Run sanity chart generation before declaring the PR ready:
rm -rf sanity_<system> && mkdir -p sanity_<system>
uv run --frozen python tools/sanity_check/create_charts.py \
--base-ref origin/main \
--head-ref HEAD \
--output-dir sanity_<system> \
--output-md-file sanity_<system>/comment.md
Read the generated report, not just the exit code. Fix hard failures where possible:
- Missing data for default workflow shapes usually means collection coverage is incomplete.
- Empty chart grids can be acceptable only when the runtime has no valid silicon data for that op/shape family; convert those to explicit skips with a clear reason.
- If both aggregated and disaggregated configs have no valid parallel configuration, the backend/version is registered but not usable.
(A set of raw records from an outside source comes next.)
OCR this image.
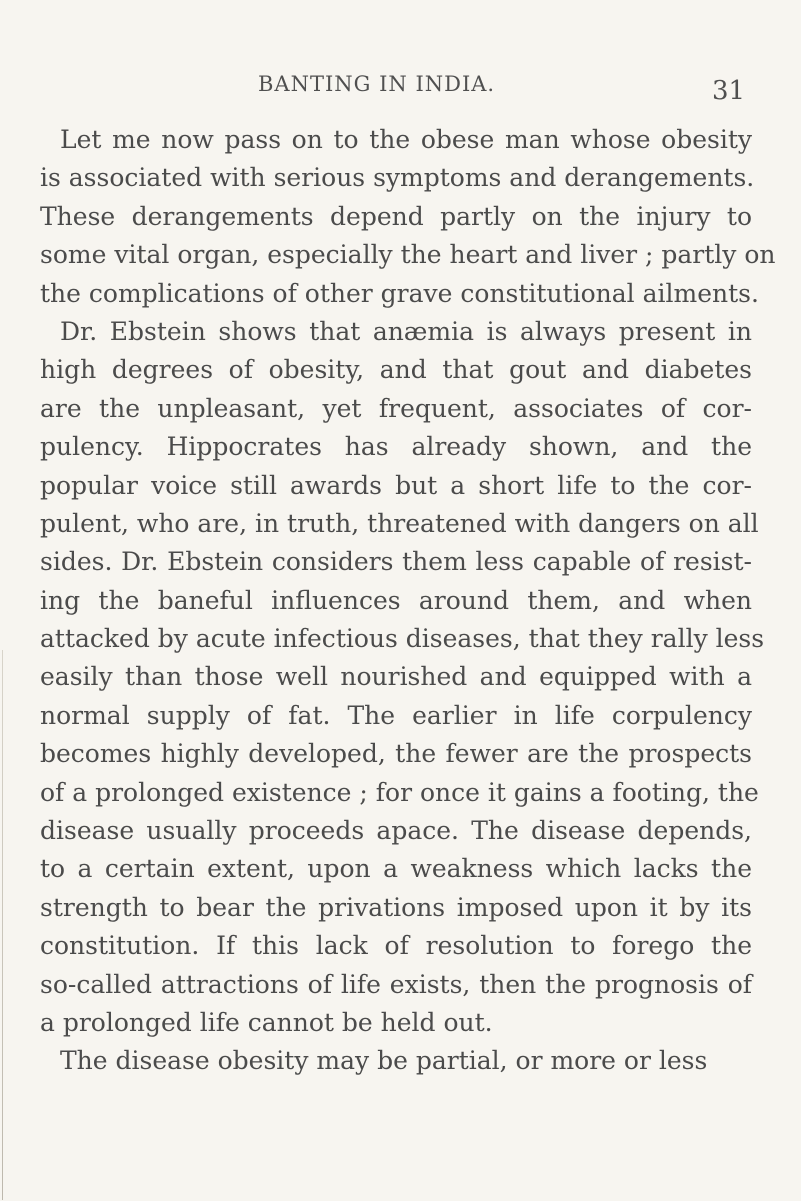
BANTING IN INDIA.	31
Let me now pass on to the obese man whose obesity
is associated with serious symptoms and derangements.
These derangements depend partly on the injury to
some vital organ, especially the heart and liver ; partly on
the complications of other grave constitutional ailments.
Dr. Ebstein shows that anæmia is always present in
high degrees of obesity, and that gout and diabetes
are the unpleasant, yet frequent, associates of cor-
pulency. Hippocrates has already shown, and the
popular voice still awards but a short life to the cor-
pulent, who are, in truth, threatened with dangers on all
sides. Dr. Ebstein considers them less capable of resist-
ing the baneful influences around them, and when
attacked by acute infectious diseases, that they rally less
easily than those well nourished and equipped with a
normal supply of fat. The earlier in life corpulency
becomes highly developed, the fewer are the prospects
of a prolonged existence ; for once it gains a footing, the
disease usually proceeds apace. The disease depends,
to a certain extent, upon a weakness which lacks the
strength to bear the privations imposed upon it by its
constitution. If this lack of resolution to forego the
so-called attractions of life exists, then the prognosis of
a prolonged life cannot be held out.
The disease obesity may be partial, or more or less
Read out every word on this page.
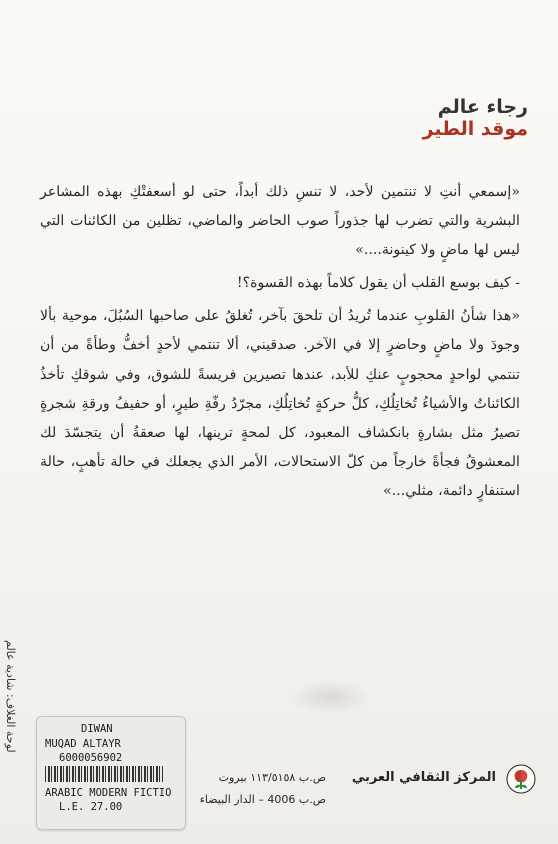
رجاء عالم
موقد الطير

«إسمعي أنتِ لا تنتمين لأحد، لا تنسِ ذلك أبداً، حتى لو أسعفتْكِ بهذه المشاعر البشرية والتي تضرب لها جذوراً صوب الحاضر والماضي، تظلين من الكائنات التي ليس لها ماضٍ ولا كينونة....»

- كيف بوسع القلب أن يقول كلاماً بهذه القسوة؟!

«هذا شأنُ القلوبِ عندما تُريدُ أن تلحقَ بآخر، تُغلقُ على صاحبها السُبُلَ، موحية بألا وجودَ ولا ماضٍ وحاضرٍ إلا في الآخر. صدقيني، ألا تنتمي لأحدٍ أخفُّ وطأةً من أن تنتمي لواحدٍ محجوبٍ عنكِ للأبد، عندها تصيرين فريسةً للشوق، وفي شوقكِ تأخذُ الكائناتُ والأشياءُ تُخاتِلُكِ، كلُّ حركةٍ تُخاتِلُكِ، مجرّدُ رفّةِ طيرٍ، أو حفيفُ ورقةِ شجرةٍ تصيرُ مثل بشارةٍ بانكشاف المعبود، كل لمحةٍ ترينها، لها صعقةُ أن يتجسّدَ لك المعشوقُ فجأةً خارجاً من كلّ الاستحالات، الأمر الذي يجعلك في حالة تأهبٍ، حالة استنفارٍ دائمة، مثلي...»

لوحة الغلاف: شادية عالم	DIWAN
MUQAD ALTAYR
6000056902
ARABIC MODERN FICTIO
L.E. 27.00
ص.ب ١١٣/٥١٥٨ بيروت
ص.ب 4006 – الدار البيضاء
المركز الثقافي العربي
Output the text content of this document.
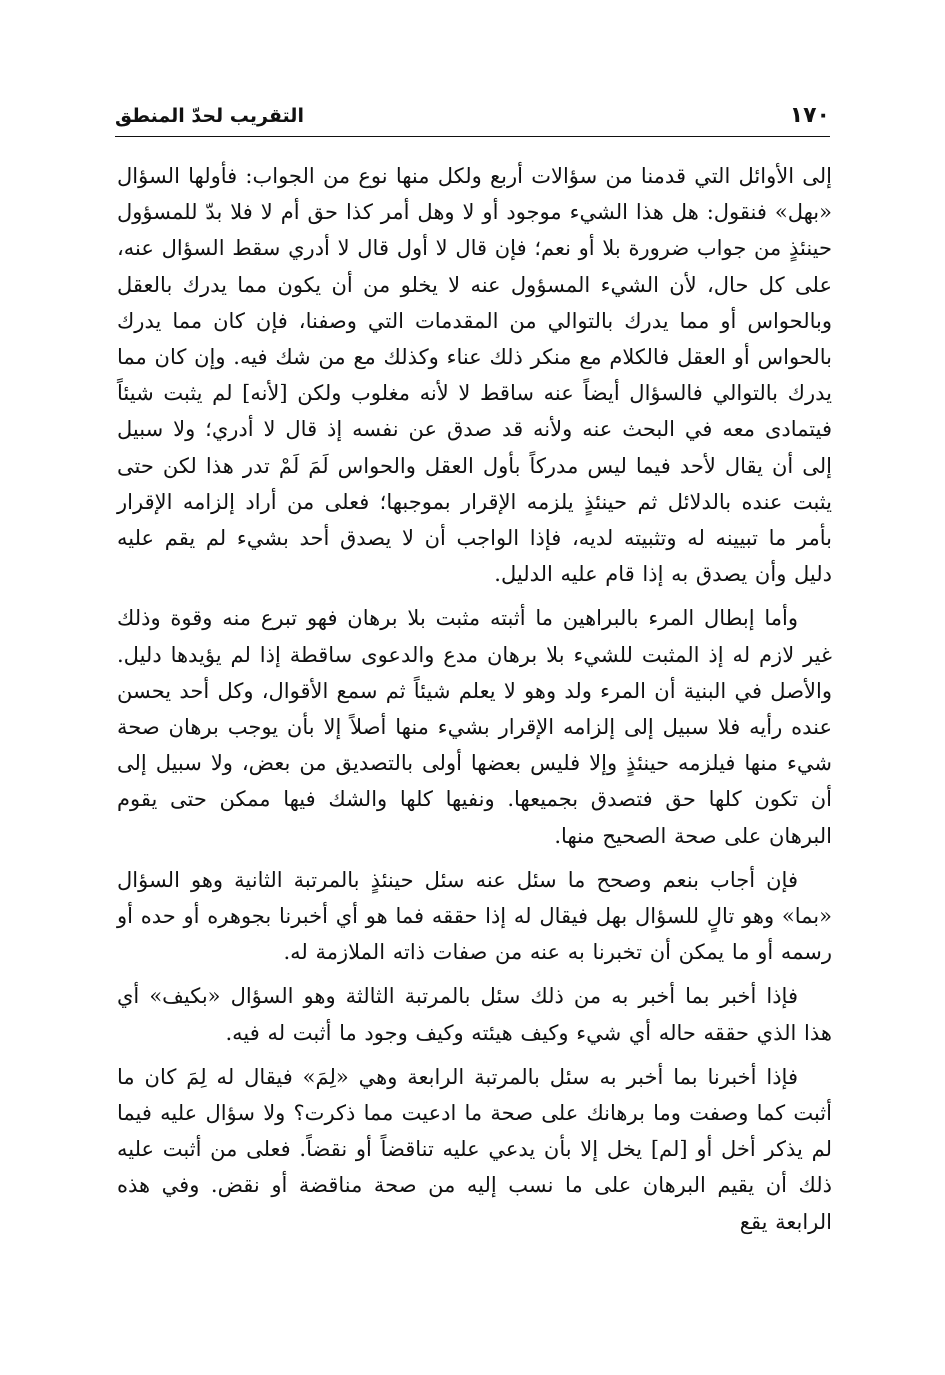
١٧٠
التقريب لحدّ المنطق

إلى الأوائل التي قدمنا من سؤالات أربع ولكل منها نوع من الجواب: فأولها السؤال «بهل» فنقول: هل هذا الشيء موجود أو لا وهل أمر كذا حق أم لا فلا بدّ للمسؤول حينئذٍ من جواب ضرورة بلا أو نعم؛ فإن قال لا أول قال لا أدري سقط السؤال عنه، على كل حال، لأن الشيء المسؤول عنه لا يخلو من أن يكون مما يدرك بالعقل وبالحواس أو مما يدرك بالتوالي من المقدمات التي وصفنا، فإن كان مما يدرك بالحواس أو العقل فالكلام مع منكر ذلك عناء وكذلك مع من شك فيه. وإن كان مما يدرك بالتوالي فالسؤال أيضاً عنه ساقط لا لأنه مغلوب ولكن [لأنه] لم يثبت شيئاً فيتمادى معه في البحث عنه ولأنه قد صدق عن نفسه إذ قال لا أدري؛ ولا سبيل إلى أن يقال لأحد فيما ليس مدركاً بأول العقل والحواس لَمَ لَمْ تدر هذا لكن حتى يثبت عنده بالدلائل ثم حينئذٍ يلزمه الإقرار بموجبها؛ فعلى من أراد إلزامه الإقرار بأمر ما تبيينه له وتثبيته لديه، فإذا الواجب أن لا يصدق أحد بشيء لم يقم عليه دليل وأن يصدق به إذا قام عليه الدليل.

وأما إبطال المرء بالبراهين ما أثبته مثبت بلا برهان فهو تبرع منه وقوة وذلك غير لازم له إذ المثبت للشيء بلا برهان مدع والدعوى ساقطة إذا لم يؤيدها دليل. والأصل في البنية أن المرء ولد وهو لا يعلم شيئاً ثم سمع الأقوال، وكل أحد يحسن عنده رأيه فلا سبيل إلى إلزامه الإقرار بشيء منها أصلاً إلا بأن يوجب برهان صحة شيء منها فيلزمه حينئذٍ وإلا فليس بعضها أولى بالتصديق من بعض، ولا سبيل إلى أن تكون كلها حق فتصدق بجميعها. ونفيها كلها والشك فيها ممكن حتى يقوم البرهان على صحة الصحيح منها.

فإن أجاب بنعم وصحح ما سئل عنه سئل حينئذٍ بالمرتبة الثانية وهو السؤال «بما» وهو تالٍ للسؤال بهل فيقال له إذا حققه فما هو أي أخبرنا بجوهره أو حده أو رسمه أو ما يمكن أن تخبرنا به عنه من صفات ذاته الملازمة له.

فإذا أخبر بما أخبر به من ذلك سئل بالمرتبة الثالثة وهو السؤال «بكيف» أي هذا الذي حققه حاله أي شيء وكيف هيئته وكيف وجود ما أثبت له فيه.

فإذا أخبرنا بما أخبر به سئل بالمرتبة الرابعة وهي «لِمَ» فيقال له لِمَ كان ما أثبت كما وصفت وما برهانك على صحة ما ادعيت مما ذكرت؟ ولا سؤال عليه فيما لم يذكر أخل أو [لم] يخل إلا بأن يدعي عليه تناقضاً أو نقضاً. فعلى من أثبت عليه ذلك أن يقيم البرهان على ما نسب إليه من صحة مناقضة أو نقض. وفي هذه الرابعة يقع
Collect the missing required shapes or do not claim default workflow support.
- CLI smoke in the report must pass for each backend/version claimed ready.
Phase 9: Support Matrix And Documentation
If the new GPU should become user-visible:
- Update system support metadata.
- Update support matrix outputs if required by the repo workflow.
- Add or update tests for new SM filters or version routes.
- Document known gaps in the PR body.
Phase 10: PR Preparation
Keep commits reviewable:
add <system> system spec
fix <backend> collectors for <system>
add <system> <backend> <version> perf data
test <system> data loading
Before marking the draft PR ready:
git status --short
git diff --stat main...HEAD
pytest tests/unit/collector -q
pytest tests/unit/sdk/test_common.py -q
PR body checklist:
- A concrete "Release at a Glance"; avoid generic claims like "metrics below show improvements" unless the tables explain those improvements.
- Customer impact: what is now selectable/usable in AIC, and for which default model/backend/system path.
- GPU node identity and
nvidia-smi summary.
- CUDA driver/container/backend image for each backend.
- Backend version detected at runtime, not assumed from the image tag.
- System YAML changes.
- Ops collected and perf files added.
- Row counts by backend/version and perf file count.
- Collector errors fixed.
- Unsupported/skipped configs with reasons and whether they are runtime-version limits, SM limits, or collector gaps.
- Validation commands and results.
- Remaining risks.
If GitHub CLI PR editing fails because of deprecated project-card GraphQL fields, update the PR body through the REST API:
gh api repos/<owner>/<repo>/pulls/<number> -X PATCH -f body="$(cat pr_body.md)"
Check CI after every push:
gh pr checks <number>
gh run view <run-id> --log-failed
Ruff CI runs both ruff check and ruff format --check; local targeted ruff check alone is not enough.
If the draft PR does not exist yet, open it before more long-running work:
gh repo fork ai-dynamo/aiconfigurator --clone=false
git push -u <your-fork-remote> HEAD
gh pr create --repo ai-dynamo/aiconfigurator --head <your-user>:<branch> --title "<title>" --body-file <body-file>
Stop And Escalate
Escalate instead of looping forever when:
- The framework kernel crashes consistently on valid production-like configs.
- The backend container cannot run on the node.
- The GPU platform or driver is unstable.
- The system spec values are unknown and materially affect AIC decisions.
- Data quality is suspect and cannot be explained.
- AIC requires broad SDK/model changes beyond collector/data bring-up.
In the final report, separate collected data, collector fixes, known gaps, and validation evidence.